What is iWar?
iWar is distinct from what the United States (US) calls ‘cyber war’ or from what China calls ‘informationalized war’. These refer to sensitive military and critical infrastructure assets, and to battlefield communications and satellite intelligence. China’s December 2006 Defence White Paper, for example, refers to the importance of gaining supremacy in space to control information assets such as satellites.
It refers to attacks carried out over the internet that target the consumer internet infrastructure, such as the websites providing access to online services.
In contrast, iWar exploits the ubiquitous, low security infrastructure. It refers to attacks carried out over the internet that target the consumer internet infrastructure, such as the websites providing access to online services. While nation states can engage in “cyber” and “informationalized” warfare, iWar can be waged by individuals, corporations, and communities.
For an example of iWar, take Estonia, 27 April 2007. A blizzard of distributed denial of service (DOS) attacks hit important websites. This continued until mid-June. The website of the president, parliament, ministries, political parties, major news outlets, and Estonia’s two dominant banks were all hit.
Just one day before the attacks started, a bronze statue commemorating the Soviet liberators of Tallinn was cordoned off, and removed two days later.
Estonia’s Defence Minister called the attacks ‘a national security situation. It can effectively be compared to when your ports are shut to the sea’.
How does iWar work?
A denial of service (DOS) attack bombards a high volume of information requests to overwhelm a computer or networking system on the internet. This can render the system unable to respond to legitimate requests, which could include providing access to a particular website. DOS attacks have existed in various forms since at least as early as the “Morris Worm” in 1988.
A distributed denial of service (DDOS) attack operates on the same principle.
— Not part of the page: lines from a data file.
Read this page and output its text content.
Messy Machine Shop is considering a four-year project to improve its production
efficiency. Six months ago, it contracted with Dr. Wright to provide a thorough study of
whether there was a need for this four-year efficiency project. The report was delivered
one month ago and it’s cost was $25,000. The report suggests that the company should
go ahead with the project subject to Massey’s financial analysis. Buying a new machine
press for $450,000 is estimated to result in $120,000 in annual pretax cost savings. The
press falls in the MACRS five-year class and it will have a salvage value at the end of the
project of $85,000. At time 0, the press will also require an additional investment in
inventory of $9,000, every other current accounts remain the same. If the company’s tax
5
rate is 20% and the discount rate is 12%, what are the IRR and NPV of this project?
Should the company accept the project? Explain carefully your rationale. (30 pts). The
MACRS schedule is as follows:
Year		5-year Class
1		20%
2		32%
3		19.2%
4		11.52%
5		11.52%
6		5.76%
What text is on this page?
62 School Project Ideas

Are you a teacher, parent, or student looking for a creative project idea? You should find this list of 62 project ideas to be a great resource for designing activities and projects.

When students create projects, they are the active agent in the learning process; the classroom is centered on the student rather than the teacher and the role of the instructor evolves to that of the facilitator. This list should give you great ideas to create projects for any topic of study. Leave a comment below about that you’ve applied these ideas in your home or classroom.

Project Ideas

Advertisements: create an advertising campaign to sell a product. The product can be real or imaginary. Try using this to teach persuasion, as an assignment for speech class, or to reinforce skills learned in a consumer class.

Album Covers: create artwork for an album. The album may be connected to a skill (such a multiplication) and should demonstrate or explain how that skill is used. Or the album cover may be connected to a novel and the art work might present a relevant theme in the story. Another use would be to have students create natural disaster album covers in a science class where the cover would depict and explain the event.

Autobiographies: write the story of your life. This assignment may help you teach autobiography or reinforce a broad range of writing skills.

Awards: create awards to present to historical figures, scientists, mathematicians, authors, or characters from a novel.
But it multiplies its impact by directing a “botnet” of networked computers that have been remotely hijacked to bombard the target system with many requests at the same time.
Botnets can be controlled by a single individual. Some botnets in the attacks on Estonia included up to 100,000 machines.
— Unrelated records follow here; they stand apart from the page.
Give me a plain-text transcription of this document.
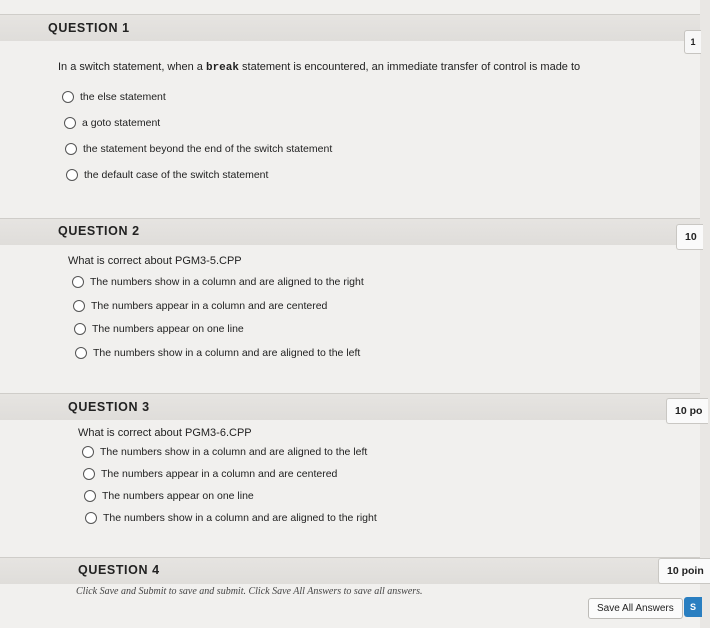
QUESTION 1
1
In a switch statement, when a break statement is encountered, an immediate transfer of control is made to
the else statement
a goto statement
the statement beyond the end of the switch statement
the default case of the switch statement
QUESTION 2	10
What is correct about PGM3-5.CPP
The numbers show in a column and are aligned to the right
The numbers appear in a column and are centered
The numbers appear on one line
The numbers show in a column and are aligned to the left
QUESTION 3	10 po
What is correct about PGM3-6.CPP
The numbers show in a column and are aligned to the left
The numbers appear in a column and are centered
The numbers appear on one line
The numbers show in a column and are aligned to the right
QUESTION 4	10 poin
Click Save and Submit to save and submit. Click Save All Answers to save all answers.
Save All Answers	S
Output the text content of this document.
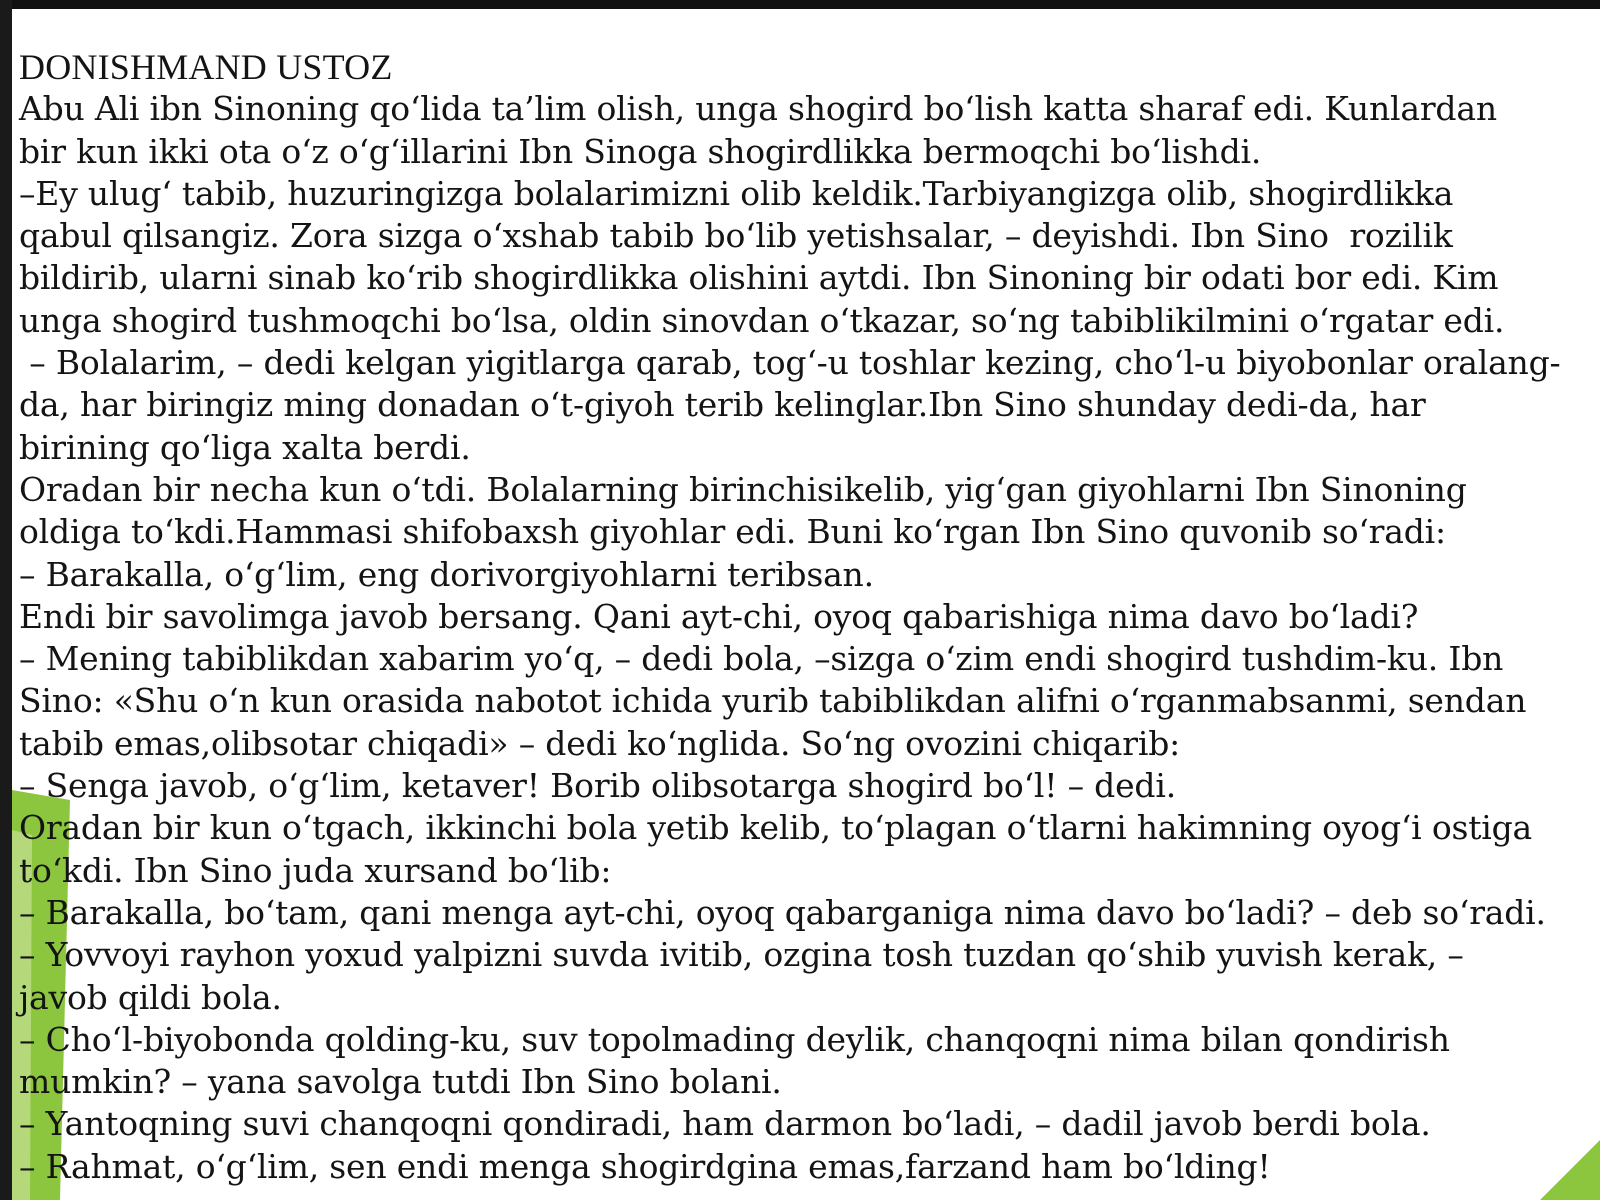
DONISHMAND USTOZ
Abu Ali ibn Sinoning qo‘lida ta’lim olish, unga shogird bo‘lish katta sharaf edi. Kunlardan
bir kun ikki ota o‘z o‘g‘illarini Ibn Sinoga shogirdlikka bermoqchi bo‘lishdi.
–Ey ulug‘ tabib, huzuringizga bolalarimizni olib keldik.Tarbiyangizga olib, shogirdlikka
qabul qilsangiz. Zora sizga o‘xshab tabib bo‘lib yetishsalar, – deyishdi. Ibn Sino  rozilik
bildirib, ularni sinab ko‘rib shogirdlikka olishini aytdi. Ibn Sinoning bir odati bor edi. Kim
unga shogird tushmoqchi bo‘lsa, oldin sinovdan o‘tkazar, so‘ng tabiblikilmini o‘rgatar edi.
– Bolalarim, – dedi kelgan yigitlarga qarab, tog‘-u toshlar kezing, cho‘l-u biyobonlar oralang-
da, har biringiz ming donadan o‘t-giyoh terib kelinglar.Ibn Sino shunday dedi-da, har
birining qo‘liga xalta berdi.
Oradan bir necha kun o‘tdi. Bolalarning birinchisikelib, yig‘gan giyohlarni Ibn Sinoning
oldiga to‘kdi.Hammasi shifobaxsh giyohlar edi. Buni ko‘rgan Ibn Sino quvonib so‘radi:
– Barakalla, o‘g‘lim, eng dorivorgiyohlarni teribsan.
Endi bir savolimga javob bersang. Qani ayt-chi, oyoq qabarishiga nima davo bo‘ladi?
– Mening tabiblikdan xabarim yo‘q, – dedi bola, –sizga o‘zim endi shogird tushdim-ku. Ibn
Sino: «Shu o‘n kun orasida nabotot ichida yurib tabiblikdan alifni o‘rganmabsanmi, sendan
tabib emas,olibsotar chiqadi» – dedi ko‘nglida. So‘ng ovozini chiqarib:
– Senga javob, o‘g‘lim, ketaver! Borib olibsotarga shogird bo‘l! – dedi.
Oradan bir kun o‘tgach, ikkinchi bola yetib kelib, to‘plagan o‘tlarni hakimning oyog‘i ostiga
to‘kdi. Ibn Sino juda xursand bo‘lib:
– Barakalla, bo‘tam, qani menga ayt-chi, oyoq qabarganiga nima davo bo‘ladi? – deb so‘radi.
– Yovvoyi rayhon yoxud yalpizni suvda ivitib, ozgina tosh tuzdan qo‘shib yuvish kerak, –
javob qildi bola.
– Cho‘l-biyobonda qolding-ku, suv topolmading deylik, chanqoqni nima bilan qondirish
mumkin? – yana savolga tutdi Ibn Sino bolani.
– Yantoqning suvi chanqoqni qondiradi, ham darmon bo‘ladi, – dadil javob berdi bola.
– Rahmat, o‘g‘lim, sen endi menga shogirdgina emas,farzand ham bo‘lding!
The new internet networking standard, IPv6, which was initially expected to mitigate many security risks, may in fact increase vulnerability to DDOS attacks.
What makes iWar likely?
I suggest that five characteristics of iWar indicate that it has the potential to revolutionize conflict, including its
- potential to extend the franchise of offensive action;
- geographical reach;
- deniability;
- ease of proliferation; and
- impact on “e-ready” targets.
Taken together, these characteristics suggest that the advent of iWar may mark a new military revolution on a par with the adoption of gun powder or the Napoleonic levee en masse.
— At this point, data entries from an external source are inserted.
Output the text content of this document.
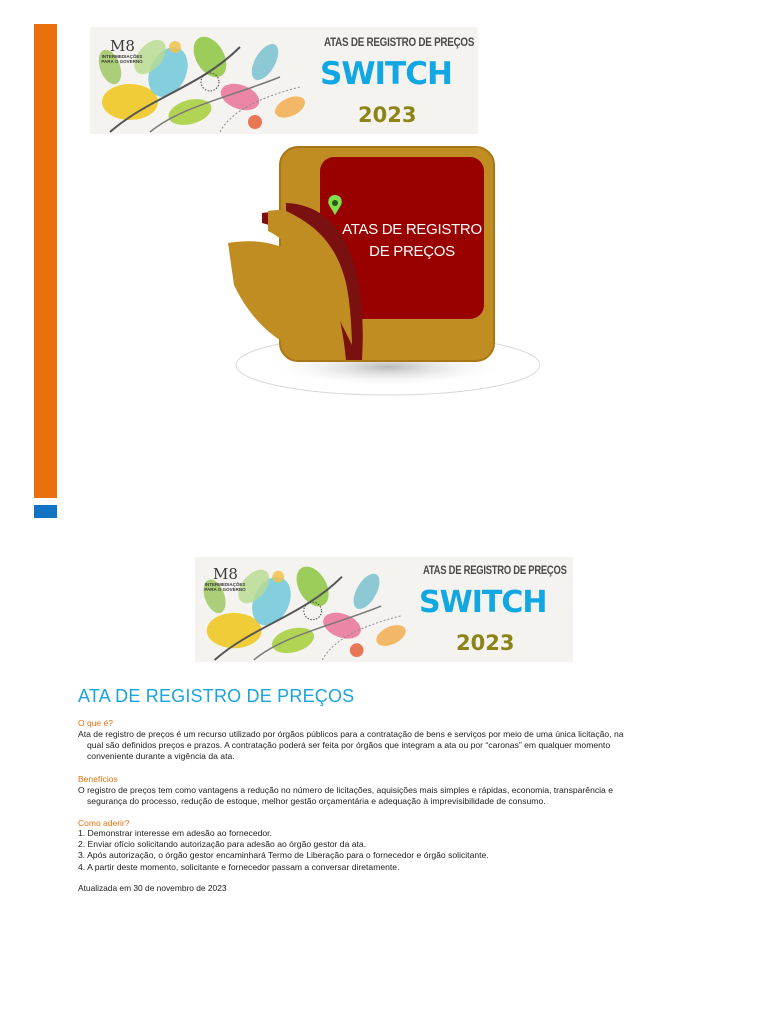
M8
INTERMEDIAÇÕES PARA O GOVERNO
ATAS DE REGISTRO DE PREÇOS
SWITCH
2023
ATAS DE REGISTRO
DE PREÇOS
M8
INTERMEDIAÇÕES PARA O GOVERNO
ATAS DE REGISTRO DE PREÇOS
SWITCH
2023
ATA DE REGISTRO DE PREÇOS
O que é?
Ata de registro de preços é um recurso utilizado por órgãos públicos para a contratação de bens e serviços por meio de uma única licitação, na

qual são definidos preços e prazos. A contratação poderá ser feita por órgãos que integram a ata ou por “caronas” em qualquer momento
conveniente durante a vigência da ata.
Benefícios
O registro de preços tem como vantagens a redução no número de licitações, aquisições mais simples e rápidas, economia, transparência e

segurança do processo, redução de estoque, melhor gestão orçamentária e adequação à imprevisibilidade de consumo.
Como aderir?
1. Demonstrar interesse em adesão ao fornecedor.
2. Enviar ofício solicitando autorização para adesão ao órgão gestor da ata.
3. Após autorização, o órgão gestor encaminhará Termo de Liberação para o fornecedor e órgão solicitante.
4. A partir deste momento, solicitante e fornecedor passam a conversar diretamente.
Atualizada em 30 de novembro de 2023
First, like the early matchlock musketeer, the iWar attacker is equipped with cheap, powerful technology that requires only a modest amount of training. iWar can extend the franchise of offensive action to an unprecedented number of amateurs, whose sole qualification is their connection to the internet.
Second, iWar is unhindered by the expense and effort that often accompany offensive action against distant targets. Conventional kinetic offensive technology relying on physical assets is not only expensive, but also comparatively slow. While its damage is unconventional, iWar belligerents can inflict quick damage from anywhere, on anywhere, at virtually no cost.
Third, iWar is deniable and difficult to punish. Today it is still unclear whether the Estonia attacks were a “cyber riot of hacktivists”, or whether they were officially sanctioned. Even if official culpability could be proven, it is unclear how one state responds to an iWar attack by another.
Business organizations are likely to become increasingly dependent on internet technologies in their internal operation by using internet based applications such as Google “docs & spreadsheets” to replace conventional packages such as Microsoft Office. So iWar threatens not only interactions between organizations and their clients, or between state and citizen, but also the internal operations of organizations.
What’s the response?
No single state has complete control over the internet. It is a universal resource – like the seas. Protective policy in the past prompted the development of new international norms of behaviour, such as informal customary laws to protect access to the sea. The question remains whether a similar legal framework will evolve to protect access to the internet in the long term.
The Comprehensive Political Guidance adopted by NATO heads of state and government in November 2006 includes ‘the ability to protect information systems of critical importance to the Alliance against cyber attacks’ among its capability requirements in the next decade and a half.
Sharing information at NATO level will allow for early warning of suspicious activity and profiling of possible iWar attacks. Some NATO members have already moved to protect themselves from internet age threats by establishing national Computer Emergency Response Teams (CERT).
Coordinating these CERTs at NATO level, in cooperation with the European Union, would be a useful step to limit the impact of iWar attacks in the short term. For example, if an attack on a Czech website by a user on a French network is detected, the Czech CERT can request its French counterpart to cut the connections used in the attacks.
The Estonian example illustrates the need for immediate action. The Estonian CERT was only established in 2006, and many governments have yet to establish their own CERT teams.